Desceu para trabalhar.
A velha senhora olhou para a casa de Lao Zhao, levantou-se na varanda e varreu o olhar. Os cinco irmãos, espiando pela janela, encolheram os pescoços.
“Suss, que pressão de assassinato!”
“Certamente matou muitos.”
“O que Wen Yan trouxe, com o que se preocupar?”
“É, com o que temos medo?”
“É, Lao Zhao, olha como você está assustado, não fica sem vergonha.”
Lao Zhao, abraçando os braços, alongou o rosto de burro e olhou para os irmãos. Tudo isso era sobre ele?
...
Meia-noite, Wu Tingsheng acordou, bebeu água morna da cabeceira e foi a uma sala cheia de monitores. Olhava três telas: o que monitorava era a casa de Lao Zhao, cheia de cortinas negras. Sentou-se, observando longamente, expressão embriagada. Poucas sabiam que os oferendas naquela vila eram por sua ordem. O arranjo, como um cemitério, também era dele. Passava lá a maior parte do tempo, para vigiar e chamar. No ano passado, um daoista com teorias científicas dissera que o problema local não resolvia, mas abaixo conectava a outro mundo, onde A Piao aparecia. A alma de seu filho estava perdida; para recuperá-la, ele vigiaria ali, invocando e servindo de farol. Se a alma não saísse, poderia vir sozinha pelo chamado. O daoista explicara com campos magnéticos, dimensões, mecânica quântica. Wu Tingsheng vira A Piao sair, verificara: tinham coisas que se lembravam. Hoje entendia: a alma não se perdera, mas fora prejudicada. Não via a alma, mas via as mudanças: se o filho mudava como antes, a parte alheia desaparecera. Confiava em Wen Yan porque o filho nunca olhara para ninguém além dele, falara na primeira vez e obedecera, enviando o desenho ativamente. Suas próprias pinturas nunca lhe chegavam. Estendeu a mão, desligou os monitores, trancou a porta. Ao sair, a babá perguntou; pensou e respondeu:
“Amanhã volto para Yuzhou, processar algumas coisas, visitar pessoas; peça à tia Wu que cuide aqui.”
“Bom.” A babá assentiu.
...
No canto nordeste da China, sob pinheiros na neve, um velho de cabelo meio branco puxava um carro de carga com um cavalo por uma trilha estreita. Tirou um telefone antigo, viu a mensagem:
“Descobriu ouriço, mão afiada, faltam munições para sustentar a ferida...”

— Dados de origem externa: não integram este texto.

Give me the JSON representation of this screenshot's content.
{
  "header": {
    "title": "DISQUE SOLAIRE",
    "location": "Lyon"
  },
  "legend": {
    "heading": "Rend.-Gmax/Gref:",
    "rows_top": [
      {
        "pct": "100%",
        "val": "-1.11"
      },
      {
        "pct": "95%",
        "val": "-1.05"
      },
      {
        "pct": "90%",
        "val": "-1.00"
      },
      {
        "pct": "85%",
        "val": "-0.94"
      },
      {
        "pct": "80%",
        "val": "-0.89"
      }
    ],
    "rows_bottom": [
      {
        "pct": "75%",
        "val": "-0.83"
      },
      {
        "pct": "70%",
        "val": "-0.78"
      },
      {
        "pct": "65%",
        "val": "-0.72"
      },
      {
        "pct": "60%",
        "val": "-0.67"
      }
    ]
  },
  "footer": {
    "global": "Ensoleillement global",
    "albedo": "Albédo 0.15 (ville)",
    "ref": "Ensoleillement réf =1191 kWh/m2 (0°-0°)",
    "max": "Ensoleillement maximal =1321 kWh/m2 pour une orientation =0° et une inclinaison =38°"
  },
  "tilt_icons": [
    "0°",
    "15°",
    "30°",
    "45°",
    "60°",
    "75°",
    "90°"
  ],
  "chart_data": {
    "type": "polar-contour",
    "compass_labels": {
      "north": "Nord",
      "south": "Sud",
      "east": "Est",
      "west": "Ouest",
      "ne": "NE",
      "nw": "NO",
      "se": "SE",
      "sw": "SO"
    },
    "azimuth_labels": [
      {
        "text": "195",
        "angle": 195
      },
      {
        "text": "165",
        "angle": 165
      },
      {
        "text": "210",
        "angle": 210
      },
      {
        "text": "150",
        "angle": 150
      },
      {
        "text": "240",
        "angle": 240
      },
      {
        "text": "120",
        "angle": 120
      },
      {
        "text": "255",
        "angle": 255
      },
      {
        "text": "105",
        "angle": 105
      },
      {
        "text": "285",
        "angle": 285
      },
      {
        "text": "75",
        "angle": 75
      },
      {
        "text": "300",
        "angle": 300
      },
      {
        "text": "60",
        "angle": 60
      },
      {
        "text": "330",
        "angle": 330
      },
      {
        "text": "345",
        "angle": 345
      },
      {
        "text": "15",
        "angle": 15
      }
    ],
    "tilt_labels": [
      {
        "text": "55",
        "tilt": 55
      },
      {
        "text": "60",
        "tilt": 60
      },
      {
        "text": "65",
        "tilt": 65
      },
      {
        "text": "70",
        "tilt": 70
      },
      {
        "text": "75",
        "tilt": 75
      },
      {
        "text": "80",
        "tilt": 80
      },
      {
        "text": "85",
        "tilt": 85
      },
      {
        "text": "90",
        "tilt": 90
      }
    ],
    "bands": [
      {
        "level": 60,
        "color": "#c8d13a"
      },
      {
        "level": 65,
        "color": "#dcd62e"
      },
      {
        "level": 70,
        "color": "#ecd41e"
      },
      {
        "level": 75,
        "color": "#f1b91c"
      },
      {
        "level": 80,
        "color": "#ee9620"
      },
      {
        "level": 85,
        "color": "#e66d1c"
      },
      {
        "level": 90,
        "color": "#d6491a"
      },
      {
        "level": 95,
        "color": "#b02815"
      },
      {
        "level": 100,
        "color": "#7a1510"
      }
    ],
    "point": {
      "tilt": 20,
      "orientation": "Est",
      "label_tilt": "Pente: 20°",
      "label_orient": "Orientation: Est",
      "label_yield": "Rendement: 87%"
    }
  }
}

Abaixou a sobrancelha: investigara o Grupo Changfeng em Yuzhou, o chefe, mas parara, pois mais investigações alertaria; o preço atual não valia o risco. Suspirou:
“Ha, a incauta de Wan Jun virou bumerangue, espetou nela após tantos anos.” Ligou para Zhu Ge Wan Jun, contou e desligou, esmagando o telefone no fogareiro. Balançou o chicote:
“Avante.” O cavalo grande, com respiração branca, acelerou; saiu mais de cem metros e a trilha ficou vazia. Nem homem nem carro foram vistos.